At the end of the day, those mothers’ with greater economic, social and cultural resources

can fulfil what they see as ‘the moral imperative’ to do intensive emotional work around their

children’s education. Those with less resources struggled more to activate their emotional

capital and their care work had a very high personal price. All of the mothers in this study

expressed some sense of being torn between care and a desire for ‘a life of one’s own’. Most

mothers had knowledge that they had needs beyond caring, needs that were often impossible

to realise under the current gender order and women’s traditional association with emotional

capital.

 

Elva Mulchrone in front of two of her paintings

Biography



Elva Mulchrone, is an alumnus of Trinity College Dublin, Economics and NCAD, Fine Art (Painting). In 2022, she received an MA in painting at the Royal College of Art (RCA) London. Mulchrone presented solo shows Res Ipsa Loquitur (Gibbons & Nicholas) and Building Blocks at the Blyth Gallery, Imperial College London (2020), and Irrational Exuberance with Eight Gallery (2018).

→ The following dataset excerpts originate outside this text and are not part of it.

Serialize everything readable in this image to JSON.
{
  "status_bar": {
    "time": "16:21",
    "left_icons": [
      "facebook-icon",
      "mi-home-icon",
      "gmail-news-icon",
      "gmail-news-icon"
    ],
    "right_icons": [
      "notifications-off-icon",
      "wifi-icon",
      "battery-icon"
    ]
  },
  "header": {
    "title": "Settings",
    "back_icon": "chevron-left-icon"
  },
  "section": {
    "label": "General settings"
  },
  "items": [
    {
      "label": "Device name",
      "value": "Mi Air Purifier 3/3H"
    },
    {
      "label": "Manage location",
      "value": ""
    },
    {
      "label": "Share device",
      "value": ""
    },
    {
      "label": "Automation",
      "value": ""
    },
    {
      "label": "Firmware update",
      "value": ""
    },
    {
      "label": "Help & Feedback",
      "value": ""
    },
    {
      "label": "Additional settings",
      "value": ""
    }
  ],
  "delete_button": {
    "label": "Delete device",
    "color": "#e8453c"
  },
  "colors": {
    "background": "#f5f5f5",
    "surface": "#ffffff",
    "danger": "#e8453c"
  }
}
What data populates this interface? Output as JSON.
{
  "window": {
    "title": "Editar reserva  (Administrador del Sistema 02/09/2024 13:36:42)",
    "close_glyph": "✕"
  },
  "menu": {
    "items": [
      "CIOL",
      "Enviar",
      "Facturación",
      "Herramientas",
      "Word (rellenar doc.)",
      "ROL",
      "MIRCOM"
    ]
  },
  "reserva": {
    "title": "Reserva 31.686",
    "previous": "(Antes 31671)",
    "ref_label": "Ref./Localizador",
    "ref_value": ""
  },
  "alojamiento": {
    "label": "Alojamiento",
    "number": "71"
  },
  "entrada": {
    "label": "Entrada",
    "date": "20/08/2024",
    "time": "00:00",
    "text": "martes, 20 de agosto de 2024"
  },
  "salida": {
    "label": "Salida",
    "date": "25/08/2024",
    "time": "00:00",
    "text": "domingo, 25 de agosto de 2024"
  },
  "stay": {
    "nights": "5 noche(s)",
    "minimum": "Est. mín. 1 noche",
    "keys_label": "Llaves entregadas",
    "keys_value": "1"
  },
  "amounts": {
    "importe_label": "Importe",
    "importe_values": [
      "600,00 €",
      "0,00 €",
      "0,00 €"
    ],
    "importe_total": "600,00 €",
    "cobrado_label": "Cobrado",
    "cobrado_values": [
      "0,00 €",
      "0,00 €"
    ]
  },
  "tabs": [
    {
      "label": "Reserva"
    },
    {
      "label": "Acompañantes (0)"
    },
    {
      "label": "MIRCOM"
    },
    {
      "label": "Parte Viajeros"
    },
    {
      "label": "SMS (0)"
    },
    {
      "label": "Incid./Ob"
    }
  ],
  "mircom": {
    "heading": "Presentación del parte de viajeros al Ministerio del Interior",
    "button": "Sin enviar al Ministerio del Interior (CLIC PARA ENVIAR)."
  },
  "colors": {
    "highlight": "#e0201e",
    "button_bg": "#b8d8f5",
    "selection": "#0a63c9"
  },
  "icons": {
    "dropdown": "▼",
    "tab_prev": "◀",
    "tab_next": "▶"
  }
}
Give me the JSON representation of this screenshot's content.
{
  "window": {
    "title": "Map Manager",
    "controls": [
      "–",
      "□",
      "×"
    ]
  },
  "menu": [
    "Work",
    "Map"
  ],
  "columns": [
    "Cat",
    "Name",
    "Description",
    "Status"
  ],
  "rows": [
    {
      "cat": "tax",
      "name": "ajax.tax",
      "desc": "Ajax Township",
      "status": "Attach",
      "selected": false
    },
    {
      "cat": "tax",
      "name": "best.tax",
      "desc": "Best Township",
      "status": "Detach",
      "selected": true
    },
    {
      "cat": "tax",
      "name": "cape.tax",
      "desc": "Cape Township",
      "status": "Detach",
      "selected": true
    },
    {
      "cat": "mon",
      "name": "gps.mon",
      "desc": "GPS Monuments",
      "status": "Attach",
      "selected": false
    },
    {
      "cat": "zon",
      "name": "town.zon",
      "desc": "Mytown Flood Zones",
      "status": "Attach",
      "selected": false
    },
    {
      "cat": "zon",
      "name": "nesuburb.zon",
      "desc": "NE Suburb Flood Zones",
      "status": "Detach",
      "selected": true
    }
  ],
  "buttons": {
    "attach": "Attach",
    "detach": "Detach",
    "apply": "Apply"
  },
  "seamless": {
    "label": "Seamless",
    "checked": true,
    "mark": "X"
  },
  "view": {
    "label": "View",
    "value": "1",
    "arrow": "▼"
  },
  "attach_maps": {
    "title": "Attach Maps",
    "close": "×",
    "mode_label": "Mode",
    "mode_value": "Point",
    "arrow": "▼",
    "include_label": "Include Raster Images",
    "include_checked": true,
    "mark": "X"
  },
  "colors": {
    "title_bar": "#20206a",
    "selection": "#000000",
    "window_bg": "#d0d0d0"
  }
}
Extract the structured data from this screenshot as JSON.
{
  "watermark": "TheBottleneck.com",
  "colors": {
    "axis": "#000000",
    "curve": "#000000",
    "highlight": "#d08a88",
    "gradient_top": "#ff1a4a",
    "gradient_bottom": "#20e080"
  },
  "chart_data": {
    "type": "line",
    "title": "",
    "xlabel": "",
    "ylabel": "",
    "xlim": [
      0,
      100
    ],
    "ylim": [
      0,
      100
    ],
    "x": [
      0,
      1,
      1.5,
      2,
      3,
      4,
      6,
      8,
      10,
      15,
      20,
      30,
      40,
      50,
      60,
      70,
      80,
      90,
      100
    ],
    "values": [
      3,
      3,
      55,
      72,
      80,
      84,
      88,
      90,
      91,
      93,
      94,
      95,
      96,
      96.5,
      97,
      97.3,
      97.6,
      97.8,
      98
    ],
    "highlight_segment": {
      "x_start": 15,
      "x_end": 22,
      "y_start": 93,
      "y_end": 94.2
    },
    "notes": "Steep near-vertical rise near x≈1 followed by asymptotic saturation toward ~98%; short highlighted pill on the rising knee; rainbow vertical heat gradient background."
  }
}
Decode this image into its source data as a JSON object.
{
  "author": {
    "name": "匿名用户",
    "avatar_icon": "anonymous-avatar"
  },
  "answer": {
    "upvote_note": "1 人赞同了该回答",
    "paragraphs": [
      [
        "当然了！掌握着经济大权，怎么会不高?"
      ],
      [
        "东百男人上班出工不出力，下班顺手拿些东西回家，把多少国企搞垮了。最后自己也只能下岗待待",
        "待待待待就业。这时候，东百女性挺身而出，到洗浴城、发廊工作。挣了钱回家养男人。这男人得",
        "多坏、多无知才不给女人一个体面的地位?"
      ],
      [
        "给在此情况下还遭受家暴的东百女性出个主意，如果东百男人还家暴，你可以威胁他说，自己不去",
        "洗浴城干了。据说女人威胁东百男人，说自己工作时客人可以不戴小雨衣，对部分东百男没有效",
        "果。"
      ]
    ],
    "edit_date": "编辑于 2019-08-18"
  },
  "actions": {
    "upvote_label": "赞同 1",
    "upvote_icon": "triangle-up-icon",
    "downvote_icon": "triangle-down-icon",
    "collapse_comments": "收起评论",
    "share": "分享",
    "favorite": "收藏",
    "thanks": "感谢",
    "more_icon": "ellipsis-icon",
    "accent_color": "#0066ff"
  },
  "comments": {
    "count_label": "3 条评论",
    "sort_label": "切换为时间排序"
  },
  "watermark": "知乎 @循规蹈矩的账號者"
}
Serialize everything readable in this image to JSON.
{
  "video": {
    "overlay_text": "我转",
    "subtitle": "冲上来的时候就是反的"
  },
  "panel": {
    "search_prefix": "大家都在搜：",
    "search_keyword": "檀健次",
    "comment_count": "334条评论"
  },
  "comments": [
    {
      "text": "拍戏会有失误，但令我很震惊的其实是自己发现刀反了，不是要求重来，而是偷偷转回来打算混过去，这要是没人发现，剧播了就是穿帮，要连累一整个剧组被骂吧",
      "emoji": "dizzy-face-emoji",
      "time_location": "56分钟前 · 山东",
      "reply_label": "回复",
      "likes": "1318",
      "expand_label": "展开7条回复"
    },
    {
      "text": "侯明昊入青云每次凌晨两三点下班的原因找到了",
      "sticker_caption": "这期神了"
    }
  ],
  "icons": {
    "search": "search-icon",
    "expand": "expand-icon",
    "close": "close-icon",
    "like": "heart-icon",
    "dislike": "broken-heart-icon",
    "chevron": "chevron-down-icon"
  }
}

Most recently, her work has been exhibited as part of invited group shows including; The Pleasure Ground in  Rathfarnham Castle (2022), the RCA Graduate Show, London (2022), The Distance Between, Hockney Gallery, London (2020), and Art on Paper, NYC (2019), also selected for open exhibitions including; the 192nd RHA Annual Exhibition 2022, the 191st RHA Annual Exhibition (2021), Highlanes Gallery Open Submission (2020), The Future is Clean and Round (2 person show) Gallery 126 (2020). Her work has been exhibited widely including at The Model, Sligo, Rua Red, The Luan Gallery, Municipal Gallery DLR Lexicon, The Bourn Vincent Gallery, Limerick, Udk, Berlin, Institut Fur Alles Mogliche and Gallery Jordan Seydoux, Berlin and CONTEXT art miami, Florida. Mulchrone has secured numerous awards including; The Mainie Jellett Travel Bursary, The Thomas Dammann Junior Memorial Trust Award, the DLR County Council Emerging Artist Bursary and an Agility Award from the Arts Council in 2021. She was a Fulbright Scholar finalist for 2022. Currently Visual Artist in Residence 2022/23 at DCU, her work is in many significant corporate and private collections including the OPW, TCD and DCU collections.